What Andy Murray Teaches Agencies About Client Partnerships

The dream team is back. With coach Ivan Lendl once again by his side, Andy Murray was crowned Wimbledon champion for the second time this Sunday.

Despite parting from Murray in 2014, Lendl had been drafted in to turbocharge the tournament alongside Murray’s permanent coach Jamie Delgado. It’s anticipated Lendl will then assume his previous part-time arrangement of working with the tennis star for 20 to 25 weeks a year.

Agencies, which are themselves expert support teams for brands, have much to learn from Murray’s exceptionally high standards and lively approach to maintaining his own coaching squad.

With agencies under pressure to perform with greater speed, agility and commercial acumen, while achieving award-winning levels of creativity and innovation, traditional client-agency relationships no longer work.

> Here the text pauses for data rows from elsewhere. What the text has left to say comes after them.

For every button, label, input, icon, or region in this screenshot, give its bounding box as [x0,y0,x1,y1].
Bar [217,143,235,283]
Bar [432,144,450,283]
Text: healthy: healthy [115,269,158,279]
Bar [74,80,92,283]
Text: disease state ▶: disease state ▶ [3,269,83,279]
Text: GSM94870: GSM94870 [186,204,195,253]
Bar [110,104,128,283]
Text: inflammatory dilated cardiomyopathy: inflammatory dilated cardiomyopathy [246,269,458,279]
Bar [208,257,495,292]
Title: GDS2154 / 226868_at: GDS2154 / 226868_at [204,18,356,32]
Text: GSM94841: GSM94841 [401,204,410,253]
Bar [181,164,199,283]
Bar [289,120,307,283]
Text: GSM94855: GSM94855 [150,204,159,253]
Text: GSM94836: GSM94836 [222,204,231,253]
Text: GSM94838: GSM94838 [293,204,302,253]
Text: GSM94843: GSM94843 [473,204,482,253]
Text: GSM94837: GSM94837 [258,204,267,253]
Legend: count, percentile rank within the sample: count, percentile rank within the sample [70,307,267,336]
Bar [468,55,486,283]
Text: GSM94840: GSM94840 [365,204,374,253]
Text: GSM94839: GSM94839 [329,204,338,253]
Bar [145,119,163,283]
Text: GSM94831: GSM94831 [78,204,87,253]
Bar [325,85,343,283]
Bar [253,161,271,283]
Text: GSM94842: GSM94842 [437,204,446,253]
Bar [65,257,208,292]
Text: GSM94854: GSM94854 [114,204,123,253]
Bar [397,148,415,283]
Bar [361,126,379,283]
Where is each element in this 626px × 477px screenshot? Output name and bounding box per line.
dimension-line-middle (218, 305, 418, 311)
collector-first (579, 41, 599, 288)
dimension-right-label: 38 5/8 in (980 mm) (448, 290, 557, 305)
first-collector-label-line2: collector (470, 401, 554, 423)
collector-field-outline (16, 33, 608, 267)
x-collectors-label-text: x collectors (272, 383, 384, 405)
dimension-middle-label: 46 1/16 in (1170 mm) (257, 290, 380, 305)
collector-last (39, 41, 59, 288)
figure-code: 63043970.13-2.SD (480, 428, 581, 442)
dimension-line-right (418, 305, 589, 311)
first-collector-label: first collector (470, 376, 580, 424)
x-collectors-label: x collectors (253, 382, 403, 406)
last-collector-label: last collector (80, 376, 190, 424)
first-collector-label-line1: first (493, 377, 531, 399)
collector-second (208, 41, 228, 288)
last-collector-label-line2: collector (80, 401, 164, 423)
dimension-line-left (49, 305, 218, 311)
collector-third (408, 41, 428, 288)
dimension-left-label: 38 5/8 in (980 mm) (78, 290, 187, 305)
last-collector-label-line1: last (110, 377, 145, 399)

Instead of being left to it for weeks on end until they crack the brief, agencies need to become challengers and evolve their offerings at breakneck speed to ensure clients receive agile creativity.

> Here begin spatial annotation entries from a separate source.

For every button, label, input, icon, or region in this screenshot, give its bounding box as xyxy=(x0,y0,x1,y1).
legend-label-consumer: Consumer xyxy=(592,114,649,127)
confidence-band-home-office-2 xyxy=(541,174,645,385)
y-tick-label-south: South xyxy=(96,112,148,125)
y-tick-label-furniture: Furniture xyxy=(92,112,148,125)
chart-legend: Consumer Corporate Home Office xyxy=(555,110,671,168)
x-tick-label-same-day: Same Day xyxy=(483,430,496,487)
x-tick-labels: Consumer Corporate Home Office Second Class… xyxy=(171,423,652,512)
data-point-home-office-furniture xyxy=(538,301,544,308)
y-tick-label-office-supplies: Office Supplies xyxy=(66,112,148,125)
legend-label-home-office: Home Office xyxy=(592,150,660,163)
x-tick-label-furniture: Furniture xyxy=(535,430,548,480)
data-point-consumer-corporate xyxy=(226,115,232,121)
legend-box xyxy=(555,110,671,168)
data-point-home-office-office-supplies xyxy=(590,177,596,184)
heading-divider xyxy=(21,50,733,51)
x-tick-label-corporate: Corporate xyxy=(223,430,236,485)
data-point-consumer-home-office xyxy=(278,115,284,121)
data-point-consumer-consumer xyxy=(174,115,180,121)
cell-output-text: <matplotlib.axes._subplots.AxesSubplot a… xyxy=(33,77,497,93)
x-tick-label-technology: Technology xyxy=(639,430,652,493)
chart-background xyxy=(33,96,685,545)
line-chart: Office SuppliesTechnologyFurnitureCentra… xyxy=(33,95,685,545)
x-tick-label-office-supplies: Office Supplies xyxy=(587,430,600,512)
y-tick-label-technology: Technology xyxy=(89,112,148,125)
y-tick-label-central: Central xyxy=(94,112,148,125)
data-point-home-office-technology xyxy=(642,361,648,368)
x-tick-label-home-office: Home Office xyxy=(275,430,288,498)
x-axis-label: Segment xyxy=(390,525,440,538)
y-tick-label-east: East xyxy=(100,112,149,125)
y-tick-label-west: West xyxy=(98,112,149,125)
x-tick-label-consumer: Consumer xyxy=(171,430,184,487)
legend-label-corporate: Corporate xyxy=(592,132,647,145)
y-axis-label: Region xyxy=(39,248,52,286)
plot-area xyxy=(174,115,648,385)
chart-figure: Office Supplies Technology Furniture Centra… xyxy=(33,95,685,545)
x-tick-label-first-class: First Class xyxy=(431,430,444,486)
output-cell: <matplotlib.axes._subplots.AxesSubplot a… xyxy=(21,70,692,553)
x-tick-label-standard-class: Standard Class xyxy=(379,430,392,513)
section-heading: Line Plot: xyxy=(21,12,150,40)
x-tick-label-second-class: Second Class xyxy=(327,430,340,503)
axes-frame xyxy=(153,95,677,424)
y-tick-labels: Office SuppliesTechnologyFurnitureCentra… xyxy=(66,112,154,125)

This is because clients are struggling to keep pace with what consumers want. Brand lifespans have contracted from 61 years in 1959 to just 18 years today, according to Yale University’s Richard Foster. Dot-coms are planning their tenure around 10 years at most.

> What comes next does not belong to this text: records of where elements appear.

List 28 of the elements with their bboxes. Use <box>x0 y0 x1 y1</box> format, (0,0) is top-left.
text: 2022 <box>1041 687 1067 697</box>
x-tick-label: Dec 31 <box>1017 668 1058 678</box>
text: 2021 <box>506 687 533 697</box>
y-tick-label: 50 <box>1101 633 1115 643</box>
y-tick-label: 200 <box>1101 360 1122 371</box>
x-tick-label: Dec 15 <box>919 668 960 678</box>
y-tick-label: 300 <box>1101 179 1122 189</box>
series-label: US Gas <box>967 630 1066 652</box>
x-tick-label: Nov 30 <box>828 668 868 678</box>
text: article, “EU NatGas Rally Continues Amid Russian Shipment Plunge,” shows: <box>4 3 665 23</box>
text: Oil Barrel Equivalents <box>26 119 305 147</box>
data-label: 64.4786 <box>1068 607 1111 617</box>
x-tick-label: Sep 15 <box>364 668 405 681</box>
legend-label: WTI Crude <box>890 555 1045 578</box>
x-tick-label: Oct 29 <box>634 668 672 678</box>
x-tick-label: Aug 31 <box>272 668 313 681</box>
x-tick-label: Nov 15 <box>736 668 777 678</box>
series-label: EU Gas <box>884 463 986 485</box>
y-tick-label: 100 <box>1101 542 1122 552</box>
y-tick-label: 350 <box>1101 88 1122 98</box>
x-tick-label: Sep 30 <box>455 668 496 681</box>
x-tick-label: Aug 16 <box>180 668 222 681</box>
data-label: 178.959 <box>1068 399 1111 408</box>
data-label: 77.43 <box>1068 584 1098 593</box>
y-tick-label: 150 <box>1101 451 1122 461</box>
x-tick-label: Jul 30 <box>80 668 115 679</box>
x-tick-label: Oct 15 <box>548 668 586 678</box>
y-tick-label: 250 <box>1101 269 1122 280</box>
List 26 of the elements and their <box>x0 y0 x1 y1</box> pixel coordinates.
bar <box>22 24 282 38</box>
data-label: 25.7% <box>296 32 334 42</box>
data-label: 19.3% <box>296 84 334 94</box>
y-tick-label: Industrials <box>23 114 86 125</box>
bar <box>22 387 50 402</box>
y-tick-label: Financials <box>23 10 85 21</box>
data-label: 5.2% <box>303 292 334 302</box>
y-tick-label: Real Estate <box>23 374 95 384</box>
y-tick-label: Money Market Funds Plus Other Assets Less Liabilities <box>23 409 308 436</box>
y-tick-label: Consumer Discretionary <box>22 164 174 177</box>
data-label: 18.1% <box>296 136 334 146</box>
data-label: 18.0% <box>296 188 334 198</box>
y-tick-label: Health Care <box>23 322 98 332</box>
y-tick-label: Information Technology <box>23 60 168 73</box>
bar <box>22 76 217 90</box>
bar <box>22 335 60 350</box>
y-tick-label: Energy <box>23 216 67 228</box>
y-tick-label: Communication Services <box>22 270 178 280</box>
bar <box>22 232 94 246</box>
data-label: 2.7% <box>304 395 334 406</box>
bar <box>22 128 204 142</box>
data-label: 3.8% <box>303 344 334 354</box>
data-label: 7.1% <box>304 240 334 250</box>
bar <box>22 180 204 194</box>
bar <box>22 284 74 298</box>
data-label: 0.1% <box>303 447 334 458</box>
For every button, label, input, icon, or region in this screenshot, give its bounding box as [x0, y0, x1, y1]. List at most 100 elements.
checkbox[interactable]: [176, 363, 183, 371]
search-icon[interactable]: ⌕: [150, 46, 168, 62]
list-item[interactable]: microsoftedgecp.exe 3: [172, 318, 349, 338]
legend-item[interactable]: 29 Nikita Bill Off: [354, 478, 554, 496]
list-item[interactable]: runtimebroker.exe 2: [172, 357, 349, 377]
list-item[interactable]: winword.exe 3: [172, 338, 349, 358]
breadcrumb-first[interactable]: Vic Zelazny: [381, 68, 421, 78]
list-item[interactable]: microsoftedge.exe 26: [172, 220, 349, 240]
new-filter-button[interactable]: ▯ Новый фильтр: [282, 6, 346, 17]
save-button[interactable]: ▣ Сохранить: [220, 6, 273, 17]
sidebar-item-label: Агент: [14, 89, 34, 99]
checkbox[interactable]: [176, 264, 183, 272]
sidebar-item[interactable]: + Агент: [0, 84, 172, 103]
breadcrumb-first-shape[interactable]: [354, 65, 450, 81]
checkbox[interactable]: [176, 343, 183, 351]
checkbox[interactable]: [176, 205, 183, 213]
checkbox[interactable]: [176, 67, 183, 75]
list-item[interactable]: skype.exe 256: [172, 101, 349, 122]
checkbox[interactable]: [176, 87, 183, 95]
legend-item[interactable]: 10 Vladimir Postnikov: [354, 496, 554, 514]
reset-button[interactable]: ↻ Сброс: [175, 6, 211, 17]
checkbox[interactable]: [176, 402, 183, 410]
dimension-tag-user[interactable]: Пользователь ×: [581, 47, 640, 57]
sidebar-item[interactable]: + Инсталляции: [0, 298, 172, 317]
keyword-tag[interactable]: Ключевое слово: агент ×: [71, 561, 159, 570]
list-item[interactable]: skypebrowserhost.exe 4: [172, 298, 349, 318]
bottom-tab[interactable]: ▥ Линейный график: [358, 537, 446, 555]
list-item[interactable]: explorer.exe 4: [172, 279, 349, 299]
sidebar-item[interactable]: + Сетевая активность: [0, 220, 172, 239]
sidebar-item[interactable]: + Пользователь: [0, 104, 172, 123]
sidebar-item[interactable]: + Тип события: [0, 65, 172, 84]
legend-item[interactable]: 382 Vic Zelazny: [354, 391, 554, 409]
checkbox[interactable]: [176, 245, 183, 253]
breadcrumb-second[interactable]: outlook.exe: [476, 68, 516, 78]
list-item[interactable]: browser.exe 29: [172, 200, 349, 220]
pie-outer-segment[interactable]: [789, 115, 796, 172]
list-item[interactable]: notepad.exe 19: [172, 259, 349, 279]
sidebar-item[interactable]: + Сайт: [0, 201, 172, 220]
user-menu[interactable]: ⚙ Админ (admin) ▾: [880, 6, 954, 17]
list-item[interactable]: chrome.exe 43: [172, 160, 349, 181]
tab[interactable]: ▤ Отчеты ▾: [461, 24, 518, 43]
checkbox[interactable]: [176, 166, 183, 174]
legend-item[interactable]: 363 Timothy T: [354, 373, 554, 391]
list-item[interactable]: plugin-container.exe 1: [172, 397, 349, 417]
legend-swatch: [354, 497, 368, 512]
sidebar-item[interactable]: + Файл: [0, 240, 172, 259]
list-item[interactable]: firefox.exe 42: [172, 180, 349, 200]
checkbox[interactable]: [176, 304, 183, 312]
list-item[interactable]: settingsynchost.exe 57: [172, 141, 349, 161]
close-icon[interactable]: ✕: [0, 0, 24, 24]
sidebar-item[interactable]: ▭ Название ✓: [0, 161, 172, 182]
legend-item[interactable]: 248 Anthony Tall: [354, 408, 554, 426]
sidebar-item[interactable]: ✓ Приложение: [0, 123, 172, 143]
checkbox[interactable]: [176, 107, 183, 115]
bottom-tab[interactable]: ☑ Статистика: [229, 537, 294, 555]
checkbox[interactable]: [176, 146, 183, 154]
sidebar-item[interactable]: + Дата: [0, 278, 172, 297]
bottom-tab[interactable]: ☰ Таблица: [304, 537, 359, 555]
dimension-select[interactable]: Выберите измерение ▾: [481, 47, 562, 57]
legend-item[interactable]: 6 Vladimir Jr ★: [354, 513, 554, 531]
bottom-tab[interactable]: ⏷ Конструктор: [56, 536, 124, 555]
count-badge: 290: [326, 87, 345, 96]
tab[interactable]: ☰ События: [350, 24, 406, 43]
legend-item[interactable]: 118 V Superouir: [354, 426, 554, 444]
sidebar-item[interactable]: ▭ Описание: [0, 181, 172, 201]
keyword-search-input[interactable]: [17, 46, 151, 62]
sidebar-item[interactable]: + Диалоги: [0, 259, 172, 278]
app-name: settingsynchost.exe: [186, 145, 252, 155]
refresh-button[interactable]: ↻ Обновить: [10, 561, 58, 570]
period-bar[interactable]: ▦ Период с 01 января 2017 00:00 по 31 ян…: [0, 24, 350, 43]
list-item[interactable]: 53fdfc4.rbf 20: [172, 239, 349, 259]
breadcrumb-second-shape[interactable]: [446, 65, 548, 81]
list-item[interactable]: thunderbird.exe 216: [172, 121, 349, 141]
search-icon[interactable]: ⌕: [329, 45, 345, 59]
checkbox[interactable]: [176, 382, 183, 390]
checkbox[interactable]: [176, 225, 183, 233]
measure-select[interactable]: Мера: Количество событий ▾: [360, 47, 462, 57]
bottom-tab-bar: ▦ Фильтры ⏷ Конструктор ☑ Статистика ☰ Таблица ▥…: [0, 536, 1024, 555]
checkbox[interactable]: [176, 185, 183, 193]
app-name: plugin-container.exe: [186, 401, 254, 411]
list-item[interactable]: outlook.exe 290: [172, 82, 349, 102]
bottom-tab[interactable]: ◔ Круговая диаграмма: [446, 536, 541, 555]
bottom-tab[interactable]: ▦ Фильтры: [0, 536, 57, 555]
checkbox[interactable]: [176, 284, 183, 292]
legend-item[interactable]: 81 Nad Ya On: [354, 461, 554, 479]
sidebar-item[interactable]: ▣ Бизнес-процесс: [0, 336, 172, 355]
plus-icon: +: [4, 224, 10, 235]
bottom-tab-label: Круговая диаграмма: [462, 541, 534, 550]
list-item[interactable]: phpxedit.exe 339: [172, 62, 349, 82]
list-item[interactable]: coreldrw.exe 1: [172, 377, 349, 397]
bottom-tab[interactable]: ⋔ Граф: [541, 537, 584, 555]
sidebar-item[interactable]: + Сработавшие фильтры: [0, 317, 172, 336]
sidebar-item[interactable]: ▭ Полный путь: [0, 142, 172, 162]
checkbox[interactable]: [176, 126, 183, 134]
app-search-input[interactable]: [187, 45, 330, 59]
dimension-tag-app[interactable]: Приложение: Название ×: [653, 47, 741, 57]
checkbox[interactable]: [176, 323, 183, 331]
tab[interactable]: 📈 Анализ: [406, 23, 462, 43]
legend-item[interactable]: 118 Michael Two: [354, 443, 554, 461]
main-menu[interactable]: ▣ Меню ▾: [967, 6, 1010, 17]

A recent study from creative agency Southpaw also found some of the biggest grocery brands of recent times, including Cadbury’s, Birds Eye and Heinz, have become on average 10% less relevant to consumers in the past five years. This figure might seem small, but its impact on global revenue will be colossal.

This is something that can be seen in every sector. We only need look at BHS and Austin Reed to understand what can happen to even the most monolithic retailers if they don’t keep up with the times.